Por eso que celebro que, como parte de la conmemoración de los cuarenta años del Nobel, Popayán Ciudad Libro me dé la oportunidad de conversar con uno de nuestros grandes poetas, José Luis Diaz Granados, quien no solo sostuvo con él a lo largo de los años una relación literaria, sino también familiar, personal. A Diaz Granados podré preguntarle sobre García Márquez el hombre, el amigo, el contertulio, el periodista. Tal vez nadie conoce como él la filigrana de aquellos años en que se forjaba la leyenda, la época en que su carácter dúctil se moldeaba a fuerza de devoción, traspiés y obstinaciones. Los años de Prensa Latina, aquel periódico en el que Plinio Apuleyo Mendoza era el director y García Márquez su jefe de redacción, aquella tribuna desde la que a tantos sedujo con su maestría en el oficio. Diaz Granados recordará, sin duda alguna, cómo se fue configurando poco a poco su militancia política, el carácter intelectual que públicamente ostentaba, y que le llevó a reconocer en una entrevista que lo que más le llamaba la atención de ese peso abrumador que implicaba el otorgamiento del Nobel era ese “ensanchamiento del ámbito de acción en materia política para América Latina”.

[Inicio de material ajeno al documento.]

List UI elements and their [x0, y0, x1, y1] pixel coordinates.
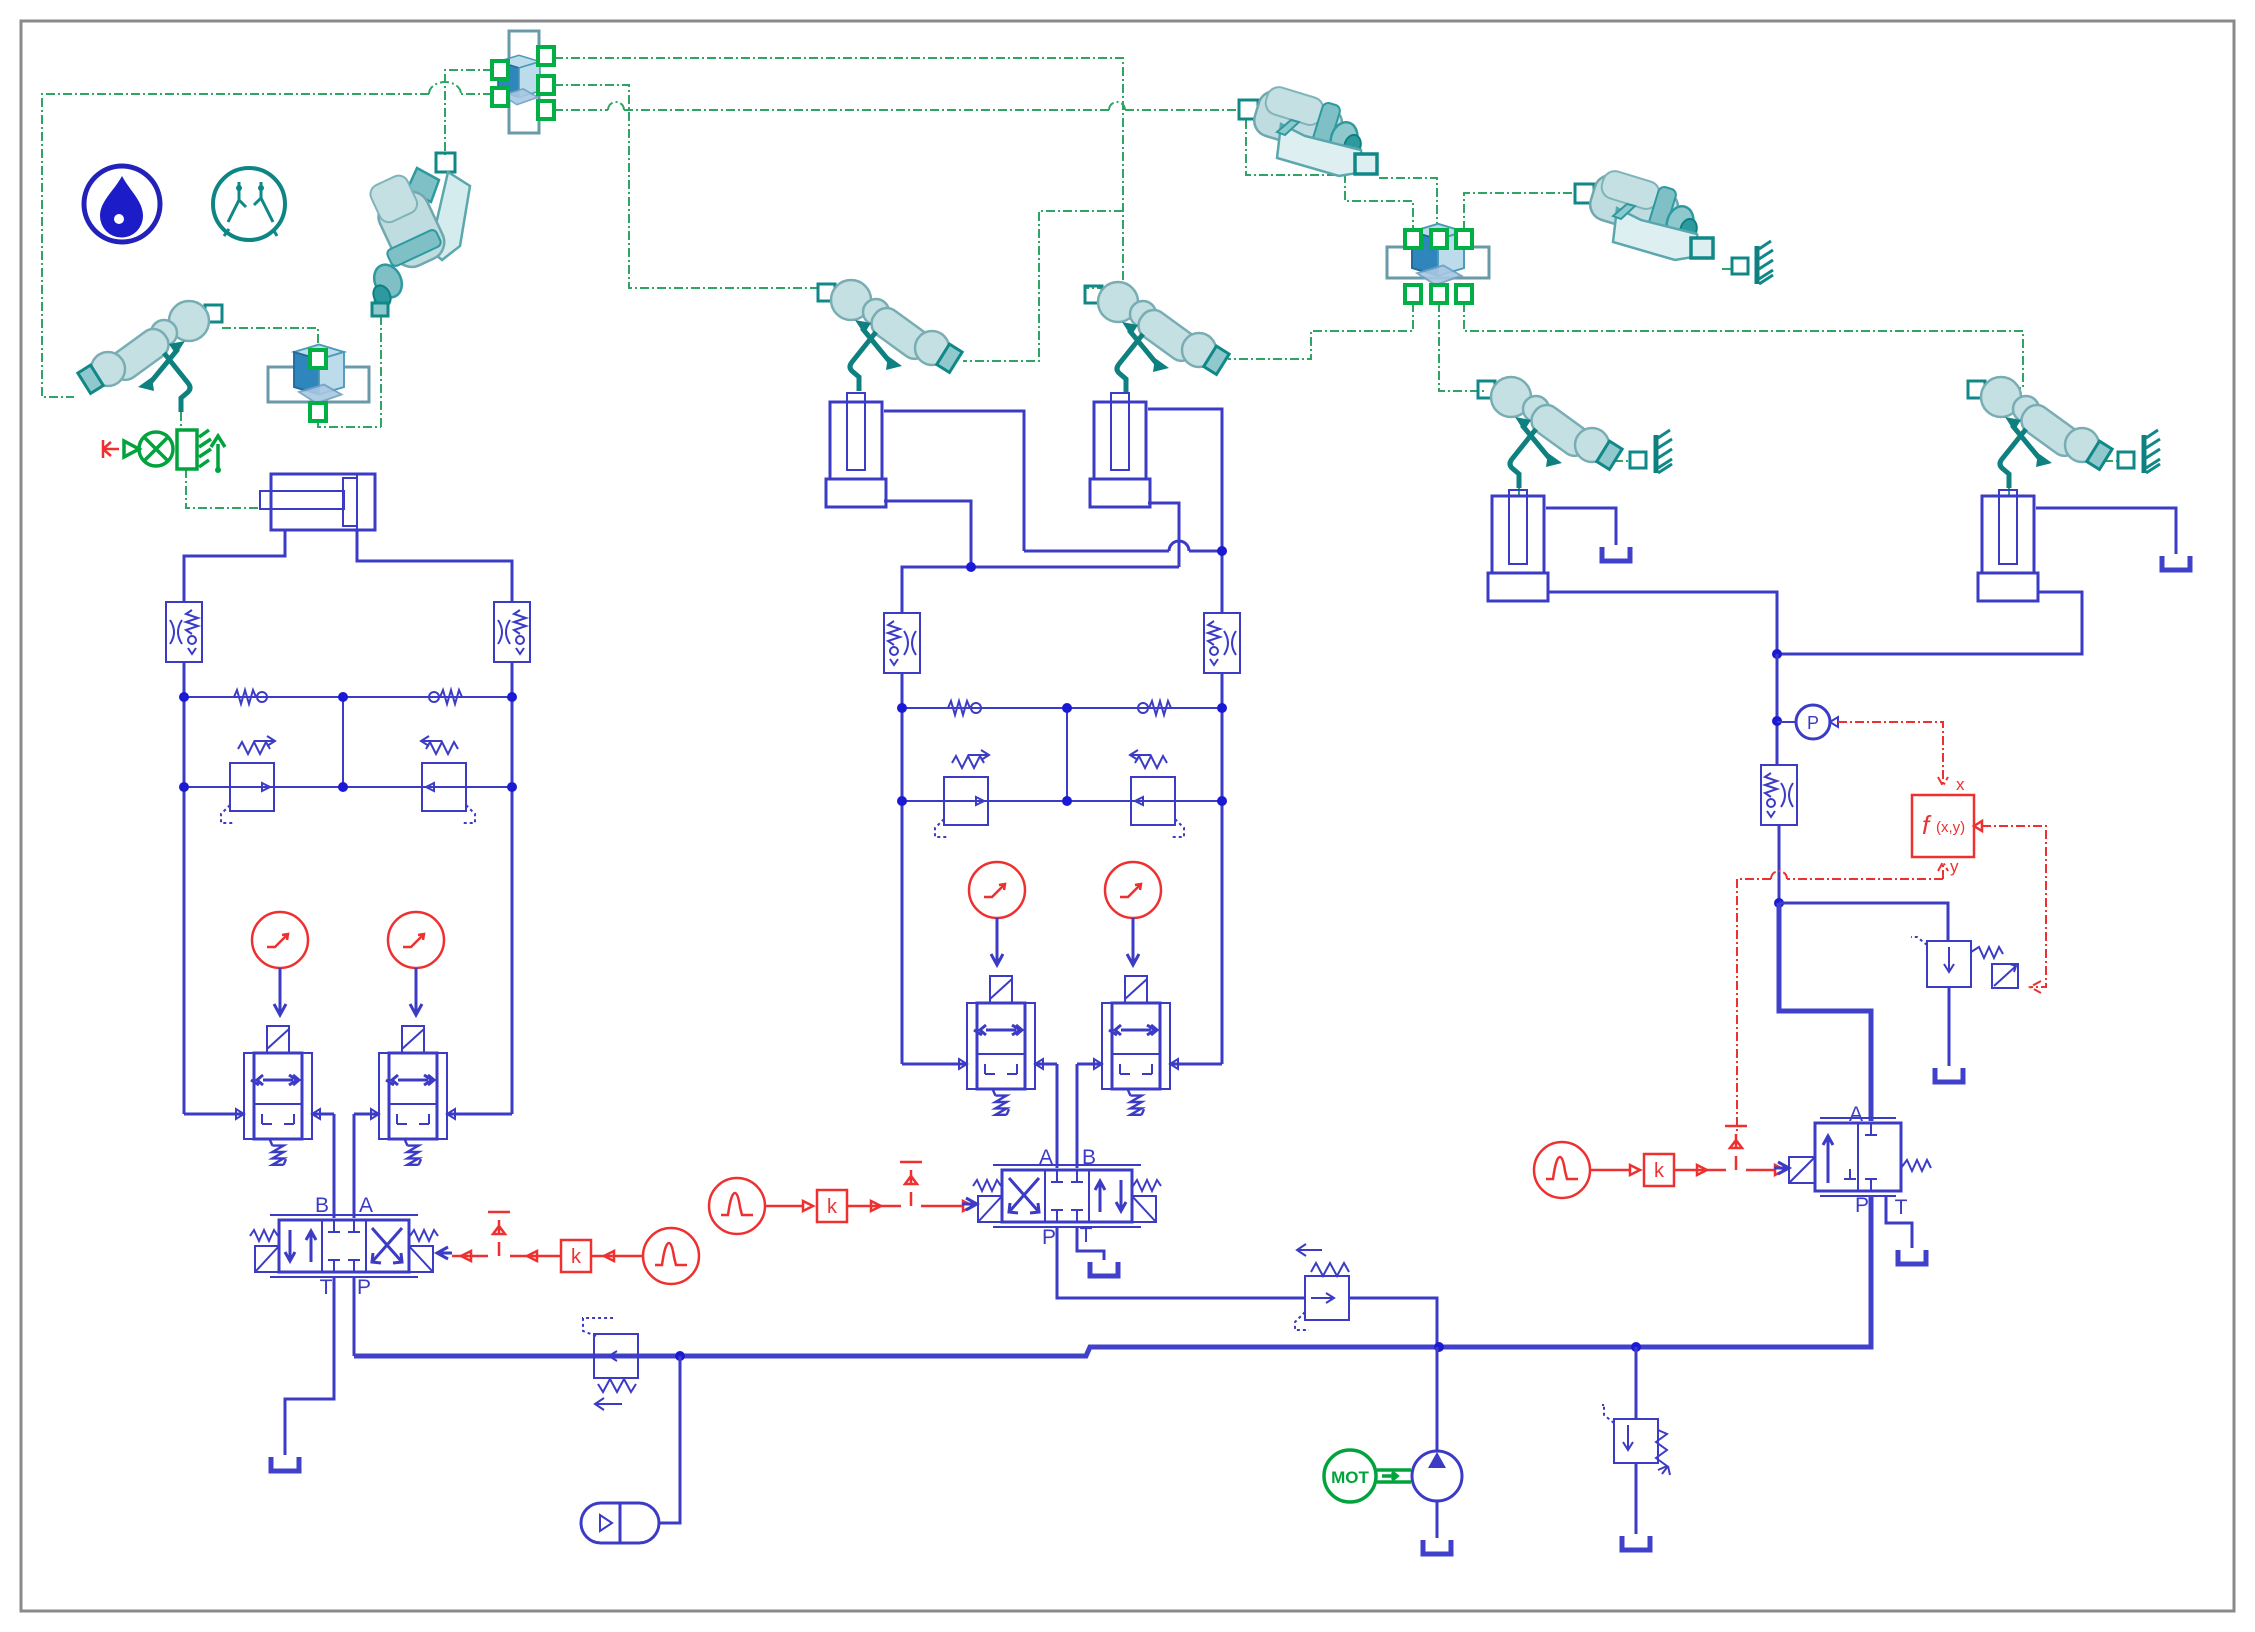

Nos espera una tertulia que a mí particularmente me tiene con mucha expectativa, porque podremos abordar también el vínculo que García Márquez estableció con la poesía, esa amigable concertación entre poesía y narrativa de la que le habló a Pablo Neruda cuando este lo entrevistó para uno de los programas de entrevistas más emblemáticos de aquellos años. Diaz Granados, poeta, narrador, podrá explicarnos de seguro aquella poética del caribe que se universalizó con su obra, así como otros temas más usuales en cualquier conversación sobre Gabo, relacionados con la influencia de mujeres monumentales como Carmen Balcells, su agente literaria, o Mercedes Barcha, el amor de su vida, cómplice en aquel proyecto literario de una envergadura capaz de poner en alto relieve a un país como Colombia en algo que muchos ni siquiera intuían: la literatura.
Esta es una de las maravillas que suscitan las Fiestas del Libro. Más allá de la posibilidad de promocionar nuestro trabajo como escritores o firmar algunos ejemplares, debe primar siempre el interés genuino de congregarnos en torno al espíritu que subyace, que nutre a diario nuestra devoción y el apasionamiento que sostiene lo que hacemos y como lo hacemos en torno a las letras. Diaz Granados mencionaba en una entrevista lo que representaba para ellos la poesía, refiriéndose a su hijo, el gran poeta Federico Diaz Granados, que más que un oficio era la razón absoluta de sus vidas.
Los esperamos a todos para hablar de Gabriel García Márquez, el escritor, una de nuestras insignias nacionales, el hombre que se aferró a una vida fascinante, y que finalmente vivió para contarla.